The Virginia Initiative for Science Teaching and Achievement, Elementary Literacy Integrated with Science (VISTA ELIS) at Virginia Commonwealth University and the University of Virginia provides professional development to support K-8 teachers from high-needs schools (as defined by the Virginia Department of Education) in integrating science and literacy instruction within a problem-based learning  context. The Next Generation Science Standards Crosscutting Concepts (patterns, matter and energy, cause and effect) serve as the science content instruction foundation. The school-based, sustained, integrated, iterative professional development is supported by the U.S. Department of Education’s Math Science Partnership (MSP) program. 

TRANSITIONS: Transforming Mathematics Instruction Through Mathematical Modeling, Algebraic Thinking and Proportional Reasoning: Teaching and Assessing Understanding – Jennifer Suh – George Mason University- Fairfax County, Virginia.

TRANSITIONS is a VDOE Mathematics Science Partnership program between faculty from the COMPLETE Center at George Mason University (GMU) and nine school divisions that included Arlington County, Frederick County, Fairfax County, Fauquier County, Loudoun County, Manassas City, Manassas Park, Prince William County, and the Virginia Council for Private Education. The focus of this project was on transition across grade levels, elementary to middle and middle to high with a goal to a) Deliver content–focused professional development and coaching, aligned to the 2016 Virginia SOL for mathematics content classroom strategies, and student assessment standards; b) Provide targeted opportunities for meaningful mathematics learning to underrepresented populations to increase the academic achievement of special education, LEP and economically disadvantaged students; c) Develop need-based on-site coach-facilitated Lesson Study and e-learning professional and curricular resources through a collaborative network.

Building Bridges across the Elementary Curriculum using Argument Driven Inquiry – Joanna Garner- The Center for Educational Partnerships, Old Dominion University, Norfolk, Virginia.

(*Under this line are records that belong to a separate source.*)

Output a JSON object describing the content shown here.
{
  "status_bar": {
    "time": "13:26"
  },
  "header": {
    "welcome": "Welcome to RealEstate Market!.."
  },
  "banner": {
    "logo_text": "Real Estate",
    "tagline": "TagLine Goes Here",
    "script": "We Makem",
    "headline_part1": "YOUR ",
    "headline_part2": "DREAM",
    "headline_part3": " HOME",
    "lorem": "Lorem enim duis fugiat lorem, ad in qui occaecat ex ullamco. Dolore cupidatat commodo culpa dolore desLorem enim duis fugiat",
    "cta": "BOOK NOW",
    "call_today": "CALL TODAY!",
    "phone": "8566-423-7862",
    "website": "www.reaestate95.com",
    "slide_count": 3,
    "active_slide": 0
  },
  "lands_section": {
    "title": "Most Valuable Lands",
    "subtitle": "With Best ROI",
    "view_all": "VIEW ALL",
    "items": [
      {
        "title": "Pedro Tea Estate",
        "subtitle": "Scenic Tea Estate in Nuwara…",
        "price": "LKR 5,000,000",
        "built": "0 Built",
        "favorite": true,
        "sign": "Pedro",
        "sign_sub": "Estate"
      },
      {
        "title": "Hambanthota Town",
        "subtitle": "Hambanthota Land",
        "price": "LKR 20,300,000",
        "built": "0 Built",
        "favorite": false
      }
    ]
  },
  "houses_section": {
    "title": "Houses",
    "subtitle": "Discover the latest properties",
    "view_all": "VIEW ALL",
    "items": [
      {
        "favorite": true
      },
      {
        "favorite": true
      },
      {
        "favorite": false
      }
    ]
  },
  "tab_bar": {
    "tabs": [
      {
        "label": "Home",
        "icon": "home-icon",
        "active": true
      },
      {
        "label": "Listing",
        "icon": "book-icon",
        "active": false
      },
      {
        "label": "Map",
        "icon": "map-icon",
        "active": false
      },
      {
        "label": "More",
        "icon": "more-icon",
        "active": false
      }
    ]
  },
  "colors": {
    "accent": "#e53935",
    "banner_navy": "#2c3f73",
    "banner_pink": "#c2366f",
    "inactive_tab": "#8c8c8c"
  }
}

Bridges is a partnership between The Old Dominion University Center for Educational Partnerships (TCEP) and school divisions in Virginia’s Tidewater Region 2. The program draws from best practices literature on reform-oriented science professional development and strives to implement recommendations from a large-scale evaluation of Virginia Mathematics and Science Partnership projects. Importantly, it also includes cutting edge innovations, such as the first ever elementary school level application of an evidence-based instructional model called Argument Driven Inquiry. Through professional development and instructional coaching for elementary teachers, the program seeks to meet goals related to Math Science Partnership definitions of teacher quality.